Watching such a miraculous movie, I was spiritually polluted with the male protagonist.
I once also had a stage where my consciousness was stripped away every day during this period of time. Shouldn't the term "meta-consciousness" be used? In short, during that time, I looked at myself and everything around me all the time. Like a director (the director may not be suitable, a cameraman may be more suitable), watching the actors step by step. Every moment, it is not integrated into life. Every moment, try to understand the meaning behind things. And the problem that often presses me down and makes me unable to breathe is what is the meaning of my life. And, whether there is an unearthly meaning, which I cannot understand.

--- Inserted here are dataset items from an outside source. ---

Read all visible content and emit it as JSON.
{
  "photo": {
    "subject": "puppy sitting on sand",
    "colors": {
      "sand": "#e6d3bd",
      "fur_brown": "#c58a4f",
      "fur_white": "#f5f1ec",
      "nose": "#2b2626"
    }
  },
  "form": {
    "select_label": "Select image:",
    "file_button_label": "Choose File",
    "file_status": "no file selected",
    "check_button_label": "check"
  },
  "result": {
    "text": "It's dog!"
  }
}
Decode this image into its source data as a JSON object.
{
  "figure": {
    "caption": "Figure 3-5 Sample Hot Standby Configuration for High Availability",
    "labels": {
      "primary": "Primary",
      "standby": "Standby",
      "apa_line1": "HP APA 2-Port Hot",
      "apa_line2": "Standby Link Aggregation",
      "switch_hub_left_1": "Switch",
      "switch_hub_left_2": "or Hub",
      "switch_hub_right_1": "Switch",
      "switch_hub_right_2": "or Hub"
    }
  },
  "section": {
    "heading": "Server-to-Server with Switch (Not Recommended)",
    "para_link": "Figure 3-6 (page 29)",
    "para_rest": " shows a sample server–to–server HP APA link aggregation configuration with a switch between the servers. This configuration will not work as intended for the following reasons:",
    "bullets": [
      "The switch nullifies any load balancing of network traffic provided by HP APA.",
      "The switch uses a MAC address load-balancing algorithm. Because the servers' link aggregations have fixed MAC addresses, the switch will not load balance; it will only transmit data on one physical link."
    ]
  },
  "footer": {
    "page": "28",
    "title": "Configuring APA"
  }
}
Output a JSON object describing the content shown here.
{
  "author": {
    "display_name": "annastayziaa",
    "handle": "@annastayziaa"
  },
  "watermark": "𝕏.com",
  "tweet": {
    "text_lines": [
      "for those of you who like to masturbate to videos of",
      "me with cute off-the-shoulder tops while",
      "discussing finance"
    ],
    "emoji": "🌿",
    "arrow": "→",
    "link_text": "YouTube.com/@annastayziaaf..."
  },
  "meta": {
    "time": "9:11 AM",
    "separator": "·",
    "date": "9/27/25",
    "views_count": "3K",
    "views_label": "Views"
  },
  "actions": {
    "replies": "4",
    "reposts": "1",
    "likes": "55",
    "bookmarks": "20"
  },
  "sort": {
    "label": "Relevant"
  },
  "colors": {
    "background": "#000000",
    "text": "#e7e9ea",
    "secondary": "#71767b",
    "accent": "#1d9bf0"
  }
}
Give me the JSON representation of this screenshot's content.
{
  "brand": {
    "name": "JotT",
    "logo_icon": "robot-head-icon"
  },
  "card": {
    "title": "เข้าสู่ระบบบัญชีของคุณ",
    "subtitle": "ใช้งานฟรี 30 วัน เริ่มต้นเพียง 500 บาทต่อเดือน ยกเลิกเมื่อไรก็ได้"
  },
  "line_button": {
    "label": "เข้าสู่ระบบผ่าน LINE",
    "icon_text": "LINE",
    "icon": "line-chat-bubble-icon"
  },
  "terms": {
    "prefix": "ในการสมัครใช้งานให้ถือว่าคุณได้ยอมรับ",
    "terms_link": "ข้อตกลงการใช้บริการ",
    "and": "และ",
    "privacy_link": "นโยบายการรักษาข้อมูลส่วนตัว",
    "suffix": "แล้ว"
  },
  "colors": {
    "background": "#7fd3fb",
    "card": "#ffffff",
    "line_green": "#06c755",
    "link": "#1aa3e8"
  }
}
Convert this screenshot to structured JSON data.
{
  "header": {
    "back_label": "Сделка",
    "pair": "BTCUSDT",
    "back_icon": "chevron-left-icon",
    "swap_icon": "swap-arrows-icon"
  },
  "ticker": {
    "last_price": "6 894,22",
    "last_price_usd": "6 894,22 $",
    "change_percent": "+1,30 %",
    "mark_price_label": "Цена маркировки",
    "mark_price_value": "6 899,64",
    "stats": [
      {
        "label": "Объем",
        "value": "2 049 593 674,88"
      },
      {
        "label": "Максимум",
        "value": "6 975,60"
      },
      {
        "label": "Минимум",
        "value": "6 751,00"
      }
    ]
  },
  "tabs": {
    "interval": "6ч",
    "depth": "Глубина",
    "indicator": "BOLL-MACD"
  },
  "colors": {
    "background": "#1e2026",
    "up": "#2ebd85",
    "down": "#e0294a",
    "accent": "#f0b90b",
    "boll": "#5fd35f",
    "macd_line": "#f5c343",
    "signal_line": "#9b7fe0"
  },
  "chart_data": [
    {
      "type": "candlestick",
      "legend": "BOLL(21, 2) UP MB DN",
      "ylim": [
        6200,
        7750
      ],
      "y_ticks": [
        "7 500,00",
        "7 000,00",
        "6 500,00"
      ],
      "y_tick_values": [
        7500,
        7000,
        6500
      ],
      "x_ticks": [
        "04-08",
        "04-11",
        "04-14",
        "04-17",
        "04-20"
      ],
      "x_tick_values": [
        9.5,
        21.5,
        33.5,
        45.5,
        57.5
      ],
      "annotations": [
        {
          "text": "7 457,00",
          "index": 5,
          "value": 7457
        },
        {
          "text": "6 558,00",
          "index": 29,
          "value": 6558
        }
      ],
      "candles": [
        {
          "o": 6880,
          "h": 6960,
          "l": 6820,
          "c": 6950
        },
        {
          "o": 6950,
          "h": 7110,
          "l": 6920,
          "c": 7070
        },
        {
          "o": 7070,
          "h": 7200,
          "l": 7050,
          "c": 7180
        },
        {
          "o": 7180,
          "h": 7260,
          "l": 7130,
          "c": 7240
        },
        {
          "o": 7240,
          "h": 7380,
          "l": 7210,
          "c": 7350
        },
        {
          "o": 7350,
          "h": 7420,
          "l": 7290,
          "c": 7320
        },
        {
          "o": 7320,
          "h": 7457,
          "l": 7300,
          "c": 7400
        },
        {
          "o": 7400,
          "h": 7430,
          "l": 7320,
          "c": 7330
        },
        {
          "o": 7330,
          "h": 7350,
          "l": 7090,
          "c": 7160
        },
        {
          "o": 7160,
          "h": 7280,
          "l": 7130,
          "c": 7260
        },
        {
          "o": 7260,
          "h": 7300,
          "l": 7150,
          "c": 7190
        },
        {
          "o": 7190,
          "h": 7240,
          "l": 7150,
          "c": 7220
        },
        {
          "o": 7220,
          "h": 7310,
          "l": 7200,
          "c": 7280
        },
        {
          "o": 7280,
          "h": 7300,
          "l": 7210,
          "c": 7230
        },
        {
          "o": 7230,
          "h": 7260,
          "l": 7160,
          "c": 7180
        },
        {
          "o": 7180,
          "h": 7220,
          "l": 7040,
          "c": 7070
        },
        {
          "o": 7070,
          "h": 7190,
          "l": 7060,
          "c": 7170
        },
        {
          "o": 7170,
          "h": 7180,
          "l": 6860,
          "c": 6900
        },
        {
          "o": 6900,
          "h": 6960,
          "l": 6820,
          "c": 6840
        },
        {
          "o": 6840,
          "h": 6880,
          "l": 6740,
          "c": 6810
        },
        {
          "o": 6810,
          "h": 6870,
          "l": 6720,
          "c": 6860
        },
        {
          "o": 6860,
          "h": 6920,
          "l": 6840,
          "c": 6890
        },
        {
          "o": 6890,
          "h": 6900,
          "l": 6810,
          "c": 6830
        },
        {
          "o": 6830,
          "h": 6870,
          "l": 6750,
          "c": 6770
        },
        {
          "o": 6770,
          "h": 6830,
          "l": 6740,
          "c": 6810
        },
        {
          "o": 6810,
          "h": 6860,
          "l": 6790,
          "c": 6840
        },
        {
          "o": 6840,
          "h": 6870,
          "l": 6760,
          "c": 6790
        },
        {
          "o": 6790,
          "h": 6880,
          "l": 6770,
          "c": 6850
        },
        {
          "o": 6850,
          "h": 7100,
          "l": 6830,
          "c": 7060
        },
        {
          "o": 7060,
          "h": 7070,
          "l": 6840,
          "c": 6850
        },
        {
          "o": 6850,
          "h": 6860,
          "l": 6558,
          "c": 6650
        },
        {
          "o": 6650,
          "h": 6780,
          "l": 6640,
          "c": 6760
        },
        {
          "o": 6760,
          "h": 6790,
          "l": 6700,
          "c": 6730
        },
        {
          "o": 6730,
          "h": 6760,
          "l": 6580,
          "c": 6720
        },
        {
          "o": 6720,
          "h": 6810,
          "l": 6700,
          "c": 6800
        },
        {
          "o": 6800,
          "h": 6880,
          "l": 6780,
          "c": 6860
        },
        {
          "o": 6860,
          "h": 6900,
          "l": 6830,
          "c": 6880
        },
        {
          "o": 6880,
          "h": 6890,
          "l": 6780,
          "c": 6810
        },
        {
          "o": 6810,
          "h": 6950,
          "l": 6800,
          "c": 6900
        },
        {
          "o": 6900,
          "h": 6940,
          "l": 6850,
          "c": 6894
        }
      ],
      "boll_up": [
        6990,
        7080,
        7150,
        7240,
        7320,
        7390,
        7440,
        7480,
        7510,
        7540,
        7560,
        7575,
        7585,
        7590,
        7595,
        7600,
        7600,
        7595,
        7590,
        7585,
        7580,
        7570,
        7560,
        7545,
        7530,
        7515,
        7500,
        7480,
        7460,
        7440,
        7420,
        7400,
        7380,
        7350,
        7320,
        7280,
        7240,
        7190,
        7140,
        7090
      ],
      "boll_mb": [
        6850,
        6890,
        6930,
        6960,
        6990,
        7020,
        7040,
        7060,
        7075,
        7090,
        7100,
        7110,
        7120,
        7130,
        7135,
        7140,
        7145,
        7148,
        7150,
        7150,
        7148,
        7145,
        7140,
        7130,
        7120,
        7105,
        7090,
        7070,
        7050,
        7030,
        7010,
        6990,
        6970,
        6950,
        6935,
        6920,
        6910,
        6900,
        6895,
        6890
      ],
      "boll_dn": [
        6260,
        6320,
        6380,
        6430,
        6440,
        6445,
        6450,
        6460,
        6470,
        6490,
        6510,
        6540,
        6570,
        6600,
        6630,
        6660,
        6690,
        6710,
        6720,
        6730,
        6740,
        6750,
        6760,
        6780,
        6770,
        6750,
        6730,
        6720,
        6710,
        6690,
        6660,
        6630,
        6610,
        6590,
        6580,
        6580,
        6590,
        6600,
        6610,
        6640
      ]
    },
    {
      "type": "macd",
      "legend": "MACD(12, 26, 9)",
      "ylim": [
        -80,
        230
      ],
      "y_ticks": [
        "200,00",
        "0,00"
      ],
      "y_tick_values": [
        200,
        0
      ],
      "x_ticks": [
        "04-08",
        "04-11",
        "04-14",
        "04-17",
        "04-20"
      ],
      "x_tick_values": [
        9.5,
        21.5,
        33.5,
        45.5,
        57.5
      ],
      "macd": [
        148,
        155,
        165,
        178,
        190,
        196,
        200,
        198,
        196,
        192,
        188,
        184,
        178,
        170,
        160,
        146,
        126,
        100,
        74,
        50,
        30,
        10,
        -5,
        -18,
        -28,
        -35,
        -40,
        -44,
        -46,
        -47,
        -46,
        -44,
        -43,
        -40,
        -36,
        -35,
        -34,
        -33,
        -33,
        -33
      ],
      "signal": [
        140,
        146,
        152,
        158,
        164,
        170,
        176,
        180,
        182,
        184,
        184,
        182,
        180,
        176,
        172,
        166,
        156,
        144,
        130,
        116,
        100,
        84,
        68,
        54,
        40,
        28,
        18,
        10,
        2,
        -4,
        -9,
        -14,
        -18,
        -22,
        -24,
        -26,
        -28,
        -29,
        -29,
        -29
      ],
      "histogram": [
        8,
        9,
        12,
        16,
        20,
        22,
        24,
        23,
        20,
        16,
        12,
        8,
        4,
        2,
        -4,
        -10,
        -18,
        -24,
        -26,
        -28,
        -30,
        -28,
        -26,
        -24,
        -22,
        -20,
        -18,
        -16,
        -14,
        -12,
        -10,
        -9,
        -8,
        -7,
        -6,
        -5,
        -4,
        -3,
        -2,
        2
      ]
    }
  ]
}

Although I have long searched for the meaning of this world - the pursuit of happiness and the pursuit of the meaning that I have given myself. I am the subject of the ego, and I give myself meaning. But is there any other explanation? I'm curious. I came up with various hypotheses. Imagining and at the same time deeply feeling that I can't imagine what I really don't know. Maybe, in my limited life, I will gradually know more things, but there are still more things I cannot know. Maybe the meaning of my life is hidden in it, hidden in the part of the world that I can't understand.
But since I can't know, I won't change my pursuit in this world -- the pursuit of happiness. However, there are always moments in life when people are very vulnerable and temporarily forget their own principles and their own pursuits. For example, at the moment of watching "Illusion of Death", I was not vulnerable because of watching a movie or watching a movie, but because the trivialities of reality made me very vulnerable and at the same time I was watching this interesting movie.
I really don't want my non-worldly meaning to be the same as the male lead in this movie.
Of course, it is also possible that there is no such so-called meaning.
In the end, the movie is a good movie.